Educational Designs for Justice - Onondaga
United States of America
Date Published: 1981
Page Count: 62
Sponsoring Agency: Educational Designs for Justice - Onondaga
Syracuse, NY 13202
National Institute of Justice/
Rockville, MD 20849
Prison Research Education Action Project
Syracuse, NY 13224
Safer Society Press
Brandon, VT 05733-0340
Sale Source: National Institute of Justice/
NCJRS paper reproduction
Box 6000, Dept F
Rockville, MD 20849
United States of America

Safer Society Press
P.O. Box 340
Brandon, VT 05733-0340
United States of America
Language: English
Country: United States of America
Annotation: Prepared in response to the jail crisis in New York State, this handbook addresses research techniques that community groups can use to top expansion of jails or penitentiaries and advocate less costly and more humane altenatives to incarceration.
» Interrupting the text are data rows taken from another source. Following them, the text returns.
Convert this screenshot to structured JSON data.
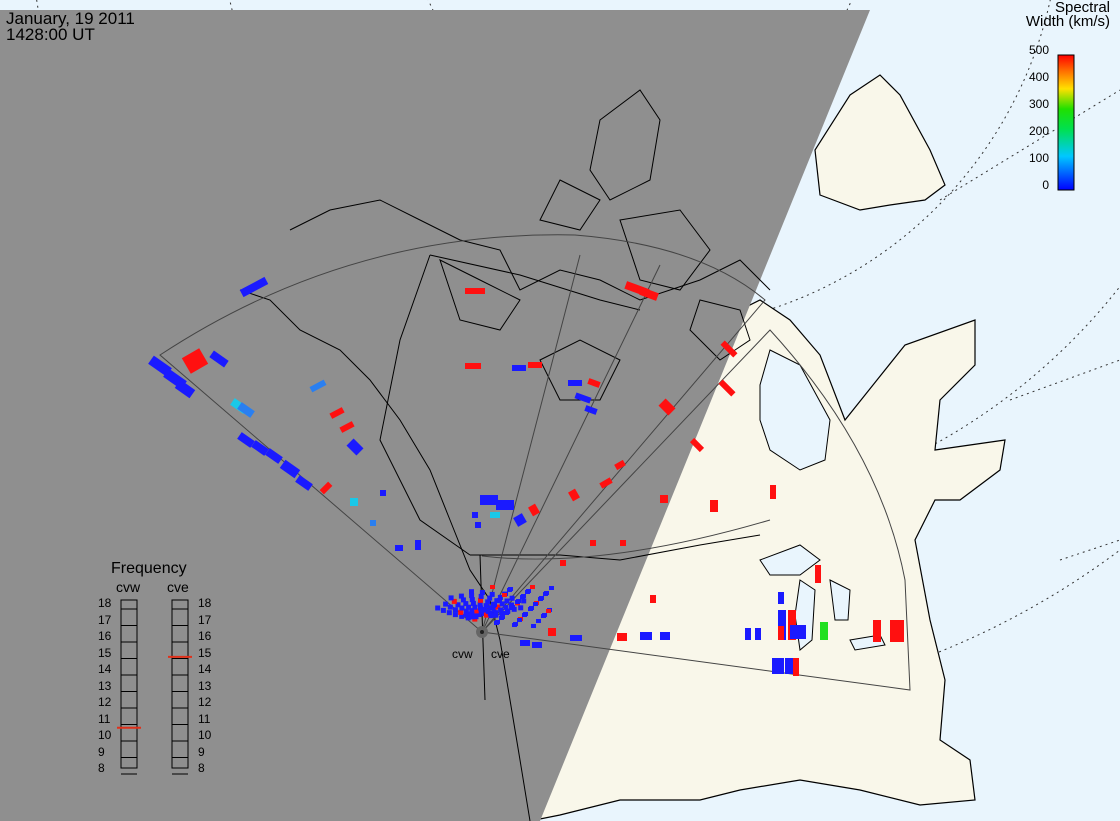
{
  "header": {
    "date": "January, 19 2011",
    "time": "1428:00 UT"
  },
  "colorbar": {
    "title_line1": "Spectral",
    "title_line2": "Width (km/s)",
    "ticks": [
      "500",
      "400",
      "300",
      "200",
      "100",
      "0"
    ],
    "min": 0,
    "max": 500
  },
  "frequency_panel": {
    "title": "Frequency",
    "radars": [
      {
        "name": "cvw",
        "value": 10.8
      },
      {
        "name": "cve",
        "value": 15.1
      }
    ],
    "scale": [
      "18",
      "17",
      "16",
      "15",
      "14",
      "13",
      "12",
      "11",
      "10",
      "9",
      "8"
    ],
    "marker_color": "#e0301a"
  },
  "sites": [
    "cvw",
    "cve"
  ],
  "colors": {
    "night": "#8f8f8f",
    "day_land": "#f9f7ea",
    "ocean": "#e9f5fd",
    "blue": "#1a1aff",
    "red": "#ff1010",
    "cyan": "#19c8e8",
    "lightblue": "#2a7ff0",
    "green": "#20e020"
  }
}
Abstract: An introductory outline of key strategies for reducing the use of imprisonment covers stopping new jail or penitentiary expansion, removing offenders who do not present a danger to society from institutions, and using more community-based sanctions and services. Themes for community education are suggested. The manual emphasizes that the basic issue in New York State's jail crisis is unnecessary imprisonment rather than overcrowded and antiquated facilities. Costs of jailing and the influence that citizens can exercise over jail policies are discussed. Sources of information on the size, composition, and characteristics of New York's jail population are identified. Methodologies for forecasting jail populations, determining existing jail capacities, and estimating the size of the jail population are detailed. Because characteristics of the jail population are important in discussing issues of unnecessary imprisonment, statistical categories which should receive special attention are noted. The section on jail costs outlines methods to calculate operating and capital expenditures. Standards developed by the State Commission of Corrections are recommended as a checklist for citizens who wish to research jail conditions. Excerpts from a report of the Genesee Judicial Process Commission on alternatives to incarceration are provided as an example of effective data presentation. Tabular data and illustrations are given. A list of agencies working to reduce jail populations and informational materials on similar community programs are appended.
Index Term(s): Alternatives to institutionalization; Community action programs; Community involvement; Correctional reform; Jails; New York; Reference materials
Note: Safer Society Research/Action Tool.